RobinSchmidt / RS-MET

Codebase for RS-MET products (Robin Schmidt's Music Engineering Tools)
Other
56 stars 6 forks source link

Distinguishing relevant peaks from the irrelevant ones #295

Closed RobinSchmidt closed 2 years ago

RobinSchmidt commented 4 years ago

in the debeater, i'm currently facing the problem that the amplitude envelope may contain spurious peaks which a naive peak-finding algorithm (i.e. one which just picks out all values that are higher than its left and right neighbour) will include in its found peaks. these spurious, irrelevant peaks may mess up my meta-envelopes (envelope-of-envelope). this problem of separating the relevant from the irrelevant peaks is actually a quite common problem:

https://www.google.com/search?&q=finding+relevant+peaks&oq=finding+relevant+peaks

...which is actually totally unsurprising, once one thinks about it. the tail-extender uses the criterion, that a peak must be higher than two neighbours to each side (for finding spectral peaks corresponding to partials). i considered generalizing the idea to consider nL neighbours to the left and nR neighbours to the right (in some settings, it may make sense to use asymmetric neighborhoods). that strategy would perhaps help in the debeater - but actually, it seems quite ad-hoc and crude. sifting through the google search results, i came across two ideas, that seem to be a bit more principled and justifiable - this:

https://en.wikipedia.org/wiki/Topographic_prominence

and this:

https://books.google.de/books?id=8h-ZDgAAQBAJ&pg=PT788&lpg=PT788&dq=finding+relevant+peaks&source=bl&ots=ZmIkfb9Zl6&sig=ACfU3U1vLoeM7mPahOTov618ijcnCDTh1w&hl=en&sa=X&ved=2ahUKEwja5Myu2bPmAhViQUEAHZjiAqQQ6AEwB3oECAkQAQ#v=onepage&q=finding%20relevant%20peaks&f=false

a robust peak finding algorithm is actually something, that may be useful in various other contexts as well - for example, in spectral envelope estimation.

...tbc...

RobinSchmidt commented 4 years ago

at first, i found the description of the peak-prominence algorithm confusing because of the minima and maxima - but now i got it (i hope). it works as follows (in a 2D setting, i.e. a landscape above a plane):

for each peak
  for each direction (say north, north-east, east, etc.)
     walk until you find a point with higher elevation than the current peak
     note the minimum elevation along the walked line
  endfor
  take the maximum of these noted minimum elevations
  the difference of peak-height and maximum-minimum-elevation is the peak's prominence
endfor

with 2D, a practical problem may be that there are actually infinitely many possible directions to consider but in our case with 1D data, there are only two directions to consider - left and right, so the algorithm should be straightforward to implement. scipy has it also:

https://docs.scipy.org/doc/scipy/reference/generated/scipy.signal.peak_prominences.html

i actually think, that a relative prominence, i.e. peak-prominence divided by peak-height might be an even better measure of peak relevance. i will try both

RobinSchmidt commented 4 years ago

now i got it (i hope).

nope! i didn't!

with 2D, a practical problem may be that there are actually infinitely many possible directions to consider

it's actually even much worse! i'm referring to the first definition here:

https://en.wikipedia.org/wiki/Topographic_prominence#Definitions

it's not only infinitely many directions of straight lines that would have to be considered (which would still be managable in an approximate way with a loop over a bunch of angles - like 0°, 10°,...350°) but infinitely many arbitrarily shaped paths! :-O i have no idea, how one would approach that algorithmically (edit: now i have one - but don't know, if that would be practical). ...fortunately, these complications don't apply to the 1D case that we are dealing with. there's no path-shape to be considered here. puuh!
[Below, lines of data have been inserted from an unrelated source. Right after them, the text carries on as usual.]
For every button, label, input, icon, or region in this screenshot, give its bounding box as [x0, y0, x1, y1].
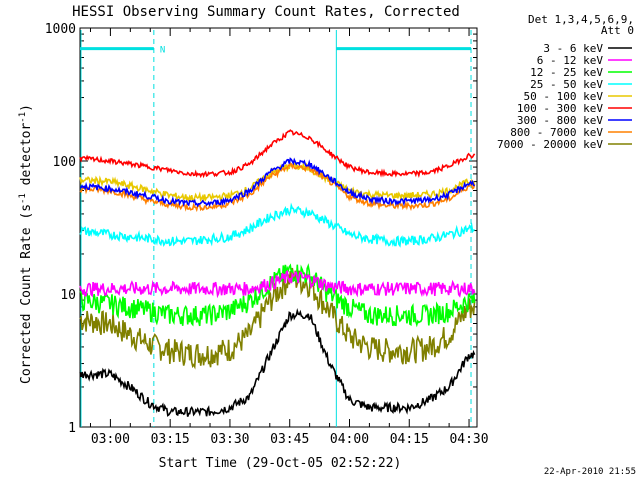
legend-label: 100 - 300 keV: [517, 102, 603, 115]
legend-header-line: Det 1,3,4,5,6,9,: [528, 13, 634, 26]
legend-label: 6 - 12 keV: [537, 54, 604, 67]
y-axis-label-sup2: -1: [18, 112, 28, 123]
y-axis-label-sup1: -1: [18, 193, 28, 204]
x-tick-label: 04:00: [330, 432, 369, 447]
legend-label: 12 - 25 keV: [530, 66, 603, 79]
night-marker-label: N: [160, 46, 165, 56]
series-line-4: [79, 161, 476, 203]
legend-label: 300 - 800 keV: [517, 114, 603, 127]
legend-label: 7000 - 20000 keV: [497, 138, 603, 151]
y-tick-label: 1000: [45, 22, 76, 37]
y-tick-label: 100: [53, 155, 76, 170]
series-line-6: [79, 157, 476, 208]
series-line-8: [79, 267, 476, 370]
legend-label: 3 - 6 keV: [543, 42, 603, 55]
legend-label: 50 - 100 keV: [524, 90, 604, 103]
x-tick-label: 04:15: [390, 432, 429, 447]
series-lines: [79, 129, 476, 417]
series-line-1: [79, 269, 476, 299]
axis-ticks: 03:00 03:15 03:30 03:45 04:00 04:15 04:30 1 10 10…: [45, 22, 489, 447]
x-tick-label: 04:30: [449, 432, 488, 447]
y-axis-label-end: ): [19, 104, 34, 112]
series-line-2: [79, 263, 476, 328]
x-tick-label: 03:45: [270, 432, 309, 447]
series-line-5: [79, 129, 476, 179]
y-axis-label-main: Corrected Count Rate (s: [19, 204, 34, 384]
series-line-7: [79, 161, 476, 213]
y-tick-label: 10: [60, 288, 76, 303]
x-tick-label: 03:15: [151, 432, 190, 447]
legend-label: 800 - 7000 keV: [510, 126, 603, 139]
legend-header-line: Att 0: [601, 24, 634, 37]
x-tick-label: 03:30: [210, 432, 249, 447]
legend-label: 25 - 50 keV: [530, 78, 603, 91]
plot-frame: [79, 27, 478, 428]
x-axis-label: Start Time (29-Oct-05 02:52:22): [159, 456, 402, 471]
date-stamp: 22-Apr-2010 21:55: [544, 467, 636, 477]
y-axis-label-mid: detector: [19, 123, 34, 194]
y-axis-label: Corrected Count Rate (s-1 detector-1): [18, 104, 34, 384]
y-tick-label: 1: [68, 421, 76, 436]
series-line-0: [79, 308, 476, 417]
series-line-3: [79, 202, 476, 248]
chart-title: HESSI Observing Summary Count Rates, Cor…: [72, 4, 460, 20]
x-tick-label: 03:00: [91, 432, 130, 447]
RobinSchmidt commented 4 years ago

as for the second idea: the book says that relevant peaks tend to be present on multiple scales. i think, we don't really need to deal with the continuous wavelet transform to arrive at an algorithm based on this idea. my idea is the following: find the peaks, then apply a smoothing filter to the data and figure out which peaks are still peaks after smoothing (i think, we need to tolerate the peak-index to shift one position left or right in each iteration for this check) - then iterate that. the number of smoothing passes, a peak survives, can be used as a measure for that peak's relevance.
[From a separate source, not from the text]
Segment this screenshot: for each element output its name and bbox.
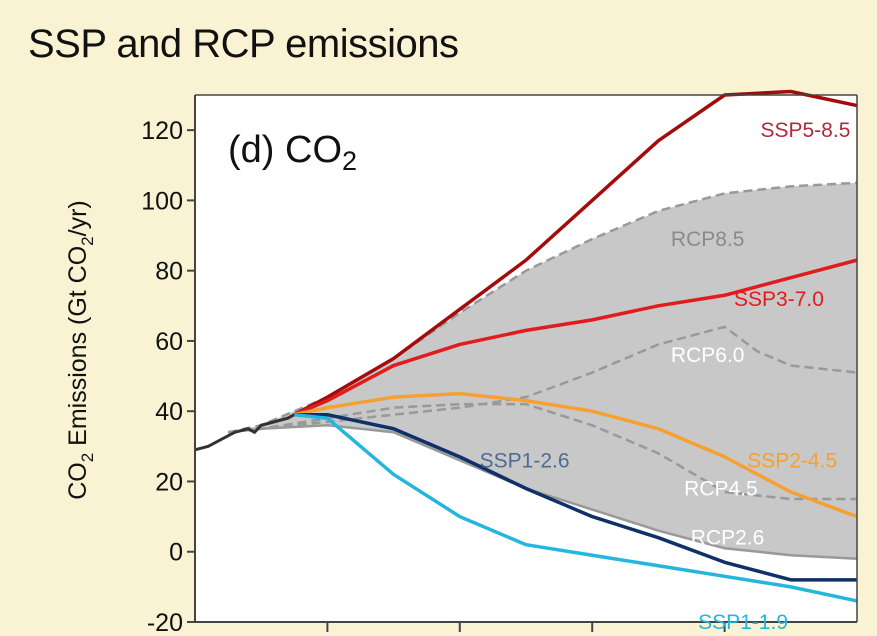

here, i have plotted an array of random numbers and successively more smoothed versions of it (with a simple 3-point moving average):

image

it seems that the visually most significant peaks would indeed survive the smoothing best. or...well...not sure...maybe...i guess using random numbers as input is perhaps not the best test of this idea. in keeping with the analogy with landscapes, i would consider the iterative smoothing as a sort of abrasion due to wind and rain - and the measure would be a sort of peak-resilience against harsh weather conditions. ...or something

RobinSchmidt commented 4 years ago

perhaps a much better test input is a random walk - i.e. the cumulative sum of an array of random numbers - here is one, together with the 8-th iteration of the smoothing filter:

image

those peaks that have corresponding peaks in the smoothed version would be picked, the others would be dismissed as spurious by such an algorithm. i think, that looks promising. perhaps, combination of both criteria - prominence and smoothing-resilience would be best

RobinSchmidt commented 4 years ago

i'm playing around with some ideas. here is what happens when i iteratively apply smoothing and take the elementwise maximum with the original data:

image

image

i think i will call this the ropeway algorithm :-) i think, it may be useful as a pre-processing step before finding peaks. it tends to de-peakify a lot of spurious peaks (i.e. turn them into non-peaks)

RobinSchmidt commented 4 years ago

i think i will call this the ropeway algorithm

...although, i'm not sure, if the valleys are catenary-shaped. they actually look more like parabolas to me

RobinSchmidt commented 4 years ago

the idea of alternatingly smoothing and taking the element-wise maximum was inspired by the true-envelope algorithm, which i have implemented a long time ago in matlab as part of my master thesis:

https://hal.archives-ouvertes.fr/hal-01161334/document

it uses cepstral smoothing - but the details of how the smoothing is implemented are probably not really essential to the basic idea of the algorithm

gregjazz commented 4 years ago

The envelope estimator examples shown in the paper look good to me--that could be good to try, especially since you've implemented it in the past.

Your "ropeway" algorithm might be promising, too. Is the way the peaks come to points a concern, though? I wonder if the peaks were treated like end points in a bezier curve, you could ensure that the envelope approaches and departs the point smoothly without affecting the point's value (since smoothing/averaging would tend to round off the peaks).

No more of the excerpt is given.